Recently on 21 august 2019, the SEBI has relaxed norms for Foreign Portfolio investors (FPIs). In this article we have published these recent changes. Let’s have a look.

1. The main aim of these proposed changes is to simplify and rationalised the existing regulatory framework for Foreign Portfolio Investors so that operational constraints can be eased.

2. Now the Foreign Portfolio Investors (FPIs) would no longer be required to meet the ‘broad-basing’ criteria, under which at least 20 investors were required to establish a fund. 

3. Now central banks of the countries that are not members of the Bank for International Settlements (BIS) will be allowed to register as FPIs. 

4. Offshore funds that are issued by Indian mutual funds will be permitted to invest in the domestic markets under the FPI route. 

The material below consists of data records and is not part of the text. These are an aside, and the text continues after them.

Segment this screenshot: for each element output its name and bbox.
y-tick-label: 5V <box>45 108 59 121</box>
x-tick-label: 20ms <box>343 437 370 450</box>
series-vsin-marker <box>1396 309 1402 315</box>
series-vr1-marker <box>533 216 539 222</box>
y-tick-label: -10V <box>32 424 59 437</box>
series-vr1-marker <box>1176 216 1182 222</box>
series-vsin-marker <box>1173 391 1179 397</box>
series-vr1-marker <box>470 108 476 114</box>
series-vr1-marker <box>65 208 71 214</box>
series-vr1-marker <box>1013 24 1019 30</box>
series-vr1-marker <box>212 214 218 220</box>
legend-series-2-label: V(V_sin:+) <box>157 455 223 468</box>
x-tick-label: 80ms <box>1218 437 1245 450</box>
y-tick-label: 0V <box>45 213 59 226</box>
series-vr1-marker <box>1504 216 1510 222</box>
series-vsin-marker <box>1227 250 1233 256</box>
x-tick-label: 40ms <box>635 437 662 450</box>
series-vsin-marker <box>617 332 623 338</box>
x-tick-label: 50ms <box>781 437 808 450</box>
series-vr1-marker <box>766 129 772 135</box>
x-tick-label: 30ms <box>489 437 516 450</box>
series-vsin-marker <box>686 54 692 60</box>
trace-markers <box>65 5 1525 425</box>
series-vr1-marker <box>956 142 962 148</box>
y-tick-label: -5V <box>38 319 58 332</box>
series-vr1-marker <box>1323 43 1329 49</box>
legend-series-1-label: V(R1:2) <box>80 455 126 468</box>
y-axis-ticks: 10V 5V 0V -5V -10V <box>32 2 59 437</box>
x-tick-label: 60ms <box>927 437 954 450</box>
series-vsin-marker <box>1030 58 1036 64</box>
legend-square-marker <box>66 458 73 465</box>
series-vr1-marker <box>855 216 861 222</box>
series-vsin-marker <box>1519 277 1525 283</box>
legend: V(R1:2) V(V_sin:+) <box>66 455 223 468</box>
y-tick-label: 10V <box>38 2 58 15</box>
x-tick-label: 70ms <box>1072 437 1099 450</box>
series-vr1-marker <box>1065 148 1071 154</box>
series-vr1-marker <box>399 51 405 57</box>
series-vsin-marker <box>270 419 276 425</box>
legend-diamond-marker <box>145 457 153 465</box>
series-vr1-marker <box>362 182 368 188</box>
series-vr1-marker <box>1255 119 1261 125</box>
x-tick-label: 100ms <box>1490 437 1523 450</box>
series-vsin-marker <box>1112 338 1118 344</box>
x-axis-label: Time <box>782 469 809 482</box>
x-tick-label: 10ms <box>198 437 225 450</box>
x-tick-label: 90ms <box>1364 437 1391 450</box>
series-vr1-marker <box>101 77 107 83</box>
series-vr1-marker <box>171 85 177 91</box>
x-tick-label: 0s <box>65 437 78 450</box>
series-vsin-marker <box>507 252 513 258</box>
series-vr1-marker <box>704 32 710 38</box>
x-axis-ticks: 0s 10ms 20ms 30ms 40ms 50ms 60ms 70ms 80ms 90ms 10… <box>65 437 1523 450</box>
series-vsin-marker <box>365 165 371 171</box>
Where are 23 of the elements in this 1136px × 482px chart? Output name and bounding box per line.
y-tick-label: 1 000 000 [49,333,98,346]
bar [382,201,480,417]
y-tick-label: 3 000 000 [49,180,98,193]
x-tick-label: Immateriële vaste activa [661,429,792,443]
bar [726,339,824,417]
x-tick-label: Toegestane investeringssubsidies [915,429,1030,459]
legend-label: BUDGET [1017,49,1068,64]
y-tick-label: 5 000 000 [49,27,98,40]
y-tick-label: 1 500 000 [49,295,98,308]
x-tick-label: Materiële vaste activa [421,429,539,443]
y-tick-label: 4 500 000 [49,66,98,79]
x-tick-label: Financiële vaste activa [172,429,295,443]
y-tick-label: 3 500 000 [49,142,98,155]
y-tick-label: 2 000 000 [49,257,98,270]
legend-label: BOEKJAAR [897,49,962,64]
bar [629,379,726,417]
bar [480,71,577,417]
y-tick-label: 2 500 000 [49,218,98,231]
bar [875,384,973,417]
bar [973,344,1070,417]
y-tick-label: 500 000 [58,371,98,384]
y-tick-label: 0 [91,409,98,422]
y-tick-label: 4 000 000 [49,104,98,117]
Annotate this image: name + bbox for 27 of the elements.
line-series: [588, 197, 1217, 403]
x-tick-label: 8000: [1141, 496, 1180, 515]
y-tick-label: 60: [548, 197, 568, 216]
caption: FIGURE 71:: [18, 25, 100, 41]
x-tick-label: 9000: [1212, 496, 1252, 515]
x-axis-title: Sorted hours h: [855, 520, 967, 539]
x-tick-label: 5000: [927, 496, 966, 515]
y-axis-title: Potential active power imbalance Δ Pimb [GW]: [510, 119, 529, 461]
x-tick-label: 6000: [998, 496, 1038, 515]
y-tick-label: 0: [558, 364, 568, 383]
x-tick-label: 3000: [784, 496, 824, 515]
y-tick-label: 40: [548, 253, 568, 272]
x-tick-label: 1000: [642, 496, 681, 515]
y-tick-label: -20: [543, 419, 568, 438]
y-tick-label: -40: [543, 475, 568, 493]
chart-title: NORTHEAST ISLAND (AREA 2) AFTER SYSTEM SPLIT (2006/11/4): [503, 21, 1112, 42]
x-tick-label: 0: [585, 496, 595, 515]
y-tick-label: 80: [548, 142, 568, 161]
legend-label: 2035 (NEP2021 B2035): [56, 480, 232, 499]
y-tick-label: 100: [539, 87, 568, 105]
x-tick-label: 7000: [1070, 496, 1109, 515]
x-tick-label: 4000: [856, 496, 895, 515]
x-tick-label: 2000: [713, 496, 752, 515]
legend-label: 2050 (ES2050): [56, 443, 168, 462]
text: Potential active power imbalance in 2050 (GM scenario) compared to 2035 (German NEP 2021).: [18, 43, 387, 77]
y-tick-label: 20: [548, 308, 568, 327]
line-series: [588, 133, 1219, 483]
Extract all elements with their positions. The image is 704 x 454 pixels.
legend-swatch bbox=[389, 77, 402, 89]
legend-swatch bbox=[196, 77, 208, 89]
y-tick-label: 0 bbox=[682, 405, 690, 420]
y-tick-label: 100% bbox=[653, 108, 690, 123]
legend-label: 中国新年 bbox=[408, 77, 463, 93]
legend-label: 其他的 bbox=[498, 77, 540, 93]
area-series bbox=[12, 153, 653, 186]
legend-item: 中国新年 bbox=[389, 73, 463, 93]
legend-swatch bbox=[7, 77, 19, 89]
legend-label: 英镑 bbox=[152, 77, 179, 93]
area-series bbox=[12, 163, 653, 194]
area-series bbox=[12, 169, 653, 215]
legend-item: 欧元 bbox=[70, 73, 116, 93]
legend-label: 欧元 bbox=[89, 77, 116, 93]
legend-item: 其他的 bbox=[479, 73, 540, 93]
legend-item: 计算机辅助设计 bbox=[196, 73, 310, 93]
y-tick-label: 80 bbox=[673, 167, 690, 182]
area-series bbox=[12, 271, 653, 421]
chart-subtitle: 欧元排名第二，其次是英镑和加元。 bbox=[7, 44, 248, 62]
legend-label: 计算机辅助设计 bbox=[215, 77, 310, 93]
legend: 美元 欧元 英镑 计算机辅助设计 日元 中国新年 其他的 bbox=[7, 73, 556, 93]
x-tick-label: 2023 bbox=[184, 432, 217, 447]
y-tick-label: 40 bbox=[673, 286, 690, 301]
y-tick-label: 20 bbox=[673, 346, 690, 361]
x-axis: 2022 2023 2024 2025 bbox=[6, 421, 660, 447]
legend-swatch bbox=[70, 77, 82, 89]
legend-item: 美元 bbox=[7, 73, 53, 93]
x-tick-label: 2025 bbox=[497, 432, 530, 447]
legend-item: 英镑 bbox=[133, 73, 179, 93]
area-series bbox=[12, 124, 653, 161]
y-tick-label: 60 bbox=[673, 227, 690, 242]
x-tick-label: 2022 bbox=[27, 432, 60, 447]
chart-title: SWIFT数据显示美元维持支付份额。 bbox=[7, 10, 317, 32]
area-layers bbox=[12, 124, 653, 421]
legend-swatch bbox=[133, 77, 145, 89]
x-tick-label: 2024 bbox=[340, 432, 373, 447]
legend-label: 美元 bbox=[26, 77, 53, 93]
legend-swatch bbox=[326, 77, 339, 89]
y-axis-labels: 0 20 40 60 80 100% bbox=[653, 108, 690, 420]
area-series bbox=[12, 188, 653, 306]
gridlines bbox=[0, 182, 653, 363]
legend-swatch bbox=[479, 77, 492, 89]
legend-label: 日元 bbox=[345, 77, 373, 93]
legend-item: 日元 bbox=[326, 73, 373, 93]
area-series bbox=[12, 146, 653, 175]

5. Now the whistle-blowers who provide “credible and original information” on insider trading would be rewarded. The reward will be 10% of the disgorgement amount up to Rs 1 crore. 

6. The securities market regulator SEBI said it would rationalise the framework for issuance of participatory notes (P-Notes).

7. The companies which are buying back shares should have debt-to-equity ratio less than 2:1 on a consolidated basis.

8. SEBI eased norms for migration of companies listed on SME exchange to main board.

Hence the proposed simplified norms are in place to make the regulatory framework more investor friendly so that the FDI inflow can be increased in the country.